Alex Guarnaschelli's Go-To Unconventional Ingredients For Deviled Eggs
Deviled eggs are one of those dishes that may seem simple in theory, but in reality, take several steps to complete. Boiling eggs to perfection and removing all the shells without snagging the whites is a large task in and of itself. But if you can make a filling so perfectly extraordinary that everyone around you asks for the recipe, it's worth all the effort.
If you search for a deviled egg recipe, you're likely to find a few staple ingredients in it. Aside from eggs, you'll likely see mayonnaise and Dijon mustard which are used for the egg yolk mixture that you'll ultimately pipe into the boiled whites. Many recipes also call for paprika and cayenne pepper, which add a bit of smoke and heat, respectively.
In her recipe, however, chef Alex Guarnaschelli explains that she likes to switch out the Dijon mustard for yellow mustard, and she also uses dried ginger, which she explained to Food & Wine has more of a wasabi-like flavor to it. Deviled eggs are called that for a reason — because the yolk mixture is supposed to be a little devilish and spicy. Adding some unconventional ingredients can give your dish that certain wow factor and most of them are probably already in your refrigerator or spice pantry.

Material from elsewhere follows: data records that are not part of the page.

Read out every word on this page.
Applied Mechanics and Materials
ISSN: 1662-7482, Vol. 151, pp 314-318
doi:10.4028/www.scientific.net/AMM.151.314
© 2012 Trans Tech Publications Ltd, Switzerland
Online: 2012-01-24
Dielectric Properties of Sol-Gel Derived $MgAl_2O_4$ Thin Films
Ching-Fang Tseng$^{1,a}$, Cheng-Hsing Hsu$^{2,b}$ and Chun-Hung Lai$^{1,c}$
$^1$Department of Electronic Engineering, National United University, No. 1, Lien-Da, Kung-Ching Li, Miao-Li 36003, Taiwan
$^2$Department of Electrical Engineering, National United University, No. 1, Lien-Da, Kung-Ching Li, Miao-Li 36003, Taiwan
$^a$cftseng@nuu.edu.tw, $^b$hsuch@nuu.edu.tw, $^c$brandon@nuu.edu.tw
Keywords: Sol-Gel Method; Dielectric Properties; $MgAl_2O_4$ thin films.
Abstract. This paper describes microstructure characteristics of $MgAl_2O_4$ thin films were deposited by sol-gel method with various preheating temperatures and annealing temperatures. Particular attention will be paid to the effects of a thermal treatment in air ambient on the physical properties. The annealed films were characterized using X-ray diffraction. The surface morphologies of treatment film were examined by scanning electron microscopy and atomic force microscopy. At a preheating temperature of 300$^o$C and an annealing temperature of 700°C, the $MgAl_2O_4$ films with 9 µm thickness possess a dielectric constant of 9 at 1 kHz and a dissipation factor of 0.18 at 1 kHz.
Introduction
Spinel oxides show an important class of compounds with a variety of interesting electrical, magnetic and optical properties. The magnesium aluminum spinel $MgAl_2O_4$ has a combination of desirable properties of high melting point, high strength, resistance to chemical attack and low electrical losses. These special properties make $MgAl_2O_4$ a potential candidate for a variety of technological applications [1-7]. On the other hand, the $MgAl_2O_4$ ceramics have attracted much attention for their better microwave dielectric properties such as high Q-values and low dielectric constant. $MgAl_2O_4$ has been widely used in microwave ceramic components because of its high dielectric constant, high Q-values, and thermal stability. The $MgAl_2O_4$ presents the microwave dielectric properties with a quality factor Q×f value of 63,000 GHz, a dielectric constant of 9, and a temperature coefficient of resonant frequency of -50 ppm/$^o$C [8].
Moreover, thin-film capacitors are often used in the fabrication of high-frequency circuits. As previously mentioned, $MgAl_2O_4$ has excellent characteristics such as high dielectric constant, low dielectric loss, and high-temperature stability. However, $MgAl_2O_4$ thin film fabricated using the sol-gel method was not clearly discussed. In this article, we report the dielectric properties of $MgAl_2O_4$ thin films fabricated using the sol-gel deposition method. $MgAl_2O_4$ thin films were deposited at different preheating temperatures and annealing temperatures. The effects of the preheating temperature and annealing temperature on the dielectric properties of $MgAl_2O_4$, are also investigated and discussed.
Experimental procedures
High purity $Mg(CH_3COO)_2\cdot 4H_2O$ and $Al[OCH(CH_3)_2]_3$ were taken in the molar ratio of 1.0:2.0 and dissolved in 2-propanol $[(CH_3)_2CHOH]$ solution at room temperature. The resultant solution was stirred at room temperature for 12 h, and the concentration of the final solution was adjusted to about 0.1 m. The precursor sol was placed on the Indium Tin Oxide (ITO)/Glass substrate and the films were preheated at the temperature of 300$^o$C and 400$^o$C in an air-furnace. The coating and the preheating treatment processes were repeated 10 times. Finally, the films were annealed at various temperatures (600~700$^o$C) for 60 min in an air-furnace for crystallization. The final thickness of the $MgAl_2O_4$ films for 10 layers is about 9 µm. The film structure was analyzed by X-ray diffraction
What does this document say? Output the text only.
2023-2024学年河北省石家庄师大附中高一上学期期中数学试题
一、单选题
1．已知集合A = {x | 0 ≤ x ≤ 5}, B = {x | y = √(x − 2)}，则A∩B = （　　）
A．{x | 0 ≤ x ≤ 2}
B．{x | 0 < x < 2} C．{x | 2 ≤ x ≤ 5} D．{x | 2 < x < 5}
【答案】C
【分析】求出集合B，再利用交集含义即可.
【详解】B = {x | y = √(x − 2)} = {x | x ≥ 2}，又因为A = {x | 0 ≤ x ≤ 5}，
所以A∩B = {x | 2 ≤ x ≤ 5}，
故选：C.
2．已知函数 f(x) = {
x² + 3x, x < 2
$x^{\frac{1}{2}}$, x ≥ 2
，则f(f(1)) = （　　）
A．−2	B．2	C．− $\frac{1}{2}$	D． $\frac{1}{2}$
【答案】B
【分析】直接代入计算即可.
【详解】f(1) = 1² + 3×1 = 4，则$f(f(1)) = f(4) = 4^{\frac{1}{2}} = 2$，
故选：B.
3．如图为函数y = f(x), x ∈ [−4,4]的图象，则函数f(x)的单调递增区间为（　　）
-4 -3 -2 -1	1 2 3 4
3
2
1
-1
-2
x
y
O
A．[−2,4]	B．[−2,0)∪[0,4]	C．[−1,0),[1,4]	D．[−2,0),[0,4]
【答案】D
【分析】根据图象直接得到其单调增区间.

Try mixing in some unique spices
The star of the deviled eggs show really is the egg yolk filling. It's what will separate bland deviled eggs from a great crowd pleaser. Of course, you can achieve delicious deviled eggs with a traditional recipe, but if you're eager to make a dish that breaks traditions or has a bit more wow factor, then you can't go wrong with Guarnaschelli's game-changing ingredient swaps. These aren't your grandma's deviled eggs.
With the zip from the extra vinegary yellow mustard and the heat from the dried ginger, the yolk mixture will pack a punch, but Guarnaschelli also adds Worcestershire sauce as well to give a bit more umami flavor to the mixture, plus a few dashes of hot sauce to compliment the kick of the dried ginger. If this sounds like it might be too spicy of an addition to your next plate of deviled eggs, you can always experiment with using varying amounts of dried ginger and hot sauce to suit your palate. With that said, Guarnaschelli has one more trick up her sleeve that helps keep the mustard, ginger, and hot sauce in their place.
The creamy addition to elevate the texture
In addition to the unconventional spice blend Alex Guarnaschelli uses in her deviled egg yolk mixture, she also adds another ingredient that amps up the texture of her filling as well, making it a bit lighter and fluffier. Mustard and ginger together are quite the intense flavor combination so Guarnaschelli adds unsweetened whipped cream to the mixture to help balance it all out.
This wouldn't be a time to get out a can of whipped cream from the fridge. Instead, you'll want to put one quarter cup of heavy whipping cream in the mixer and mix it on high speed just until stiff peaks form, which takes about one minute. Once the whipped cream is formed, you'll fold that into your egg yolk mixture until it's well incorporated. To determine how much of the cream you like in your egg yolk mixture, add a small about at a time and have your clean tasting spoons at the ready so you can figure out how much works for you. Try adding this spicy, creamy mixture to your next batch of deviled eggs and watch the excited praise come rolling in.